I had a conversation this week with a colleague at whose college, as at so many others, the level of benefit an employee gets is based on her hire date. The farther back you were hired, the better your benefits. This isn't just a matter of, say, compounding interest; it applies to things like health insurance and retirement account contributions. Newer hires pay larger percentages of salary for retirement, and have larger payroll deductions for health insurance, than do their coworkers the next office down.

Interestingly, nobody ever calls this age discrimination, which is what it is. (It clearly has a 'disparate impact' on younger workers. How many credentialed professionals currently under 40 were working there fifteen years ago? I thought not.)

These tiers were the result of collective bargaining. They were a way to cut future costs without hurting present employees. Of course, time has a way of passing, and now some of those unnamed (and unrepresented) third party folk are actually on staff.

Or, increasingly, not. It seems that new employee retention has mysteriously nosedived since, well, the latest round of tiers went into effect. It's most pronounced among staff, as opposed to faculty, probably because staff aren't eligible for tenure, which is a lure of its own.

Apparently, the college can't compensate for the higher deductions by offering higher salaries, for fear of triggering complaints of 'salary compression.' If you look only at salary, and not at take-home pay, the objection holds some water. But x minus five is more than (x plus two) minus ten, so in terms of take-home pay, it's misplaced.

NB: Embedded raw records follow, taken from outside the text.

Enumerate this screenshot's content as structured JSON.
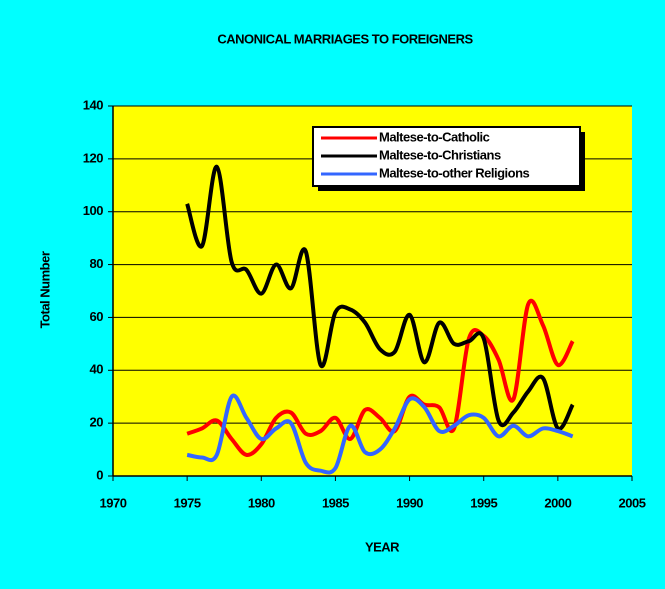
{
  "chart_data": {
    "type": "line",
    "title": "CANONICAL MARRIAGES TO FOREIGNERS",
    "x_label": "YEAR",
    "y_label": "Total Number",
    "x": [
      1975,
      1976,
      1977,
      1978,
      1979,
      1980,
      1981,
      1982,
      1983,
      1984,
      1985,
      1986,
      1987,
      1988,
      1989,
      1990,
      1991,
      1992,
      1993,
      1994,
      1995,
      1996,
      1997,
      1998,
      1999,
      2000,
      2001
    ],
    "series": [
      {
        "name": "Maltese-to-Catholic",
        "color": "#ff0000",
        "values": [
          16,
          18,
          21,
          14,
          8,
          12,
          22,
          24,
          16,
          17,
          22,
          14,
          25,
          22,
          17,
          30,
          27,
          26,
          18,
          52,
          53,
          44,
          29,
          65,
          57,
          42,
          51
        ]
      },
      {
        "name": "Maltese-to-Christians",
        "color": "#000000",
        "values": [
          103,
          87,
          117,
          81,
          78,
          69,
          80,
          71,
          85,
          42,
          62,
          63,
          58,
          48,
          47,
          61,
          43,
          58,
          50,
          51,
          52,
          21,
          24,
          32,
          37,
          18,
          27
        ]
      },
      {
        "name": "Maltese-to-other Religions",
        "color": "#3366ff",
        "values": [
          8,
          7,
          8,
          30,
          22,
          14,
          18,
          20,
          5,
          2,
          3,
          19,
          9,
          10,
          18,
          29,
          26,
          17,
          19,
          23,
          22,
          15,
          19,
          15,
          18,
          17,
          15
        ]
      }
    ],
    "xlim": [
      1970,
      2005
    ],
    "xticks": [
      1970,
      1975,
      1980,
      1985,
      1990,
      1995,
      2000,
      2005
    ],
    "ylim": [
      0,
      140
    ],
    "yticks": [
      0,
      20,
      40,
      60,
      80,
      100,
      120,
      140
    ],
    "grid": true,
    "legend": "top-right",
    "background": "#00ffff",
    "plot_background": "#ffff00"
  }
}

Worse, the disparity becomes progressively harder to 'fix' over time, even if one were so inclined. Any move to raise the effective compensation of the disfavored group would immediately bring calls for retroactivity, which is a headache beyond words. And as the gap grows, the cost of filling the gap grows with it. Right now, that cost is simply passed along to newer hires, who swallow it in the form of lower take-home pay.

Judging by the turnover of younger staff, the combined pincers of 'tiered benefits' and 'no salary compression' have pushed take-home pay to below market-clearing levels. This is not good.

Although some might read this as an anti-union post, I don't think it is. My preferred solutions are either to go with national single-payer health care for everybody and be done with it, or, failing that, for the union to adopt the Rutgers faculty union model of actually having incumbents make some level of sacrifice for the sake of their future colleagues. Either way, the goal should be precisely to get away from invidious distinctions among employees based on age. Tiers aren't solidarity; they're sellouts. They defeat the purpose of unions, and make administrators' jobs harder, too. No, thanks.

Instead of my preferred solutions, though, I foresee the tiers getting steeper, and colleges compensating with an unsatisfying combination of efficiency drives, reorganizations, and lower quality. Yuck, yuck, yuck.

I honestly hope I'm wrong on this one.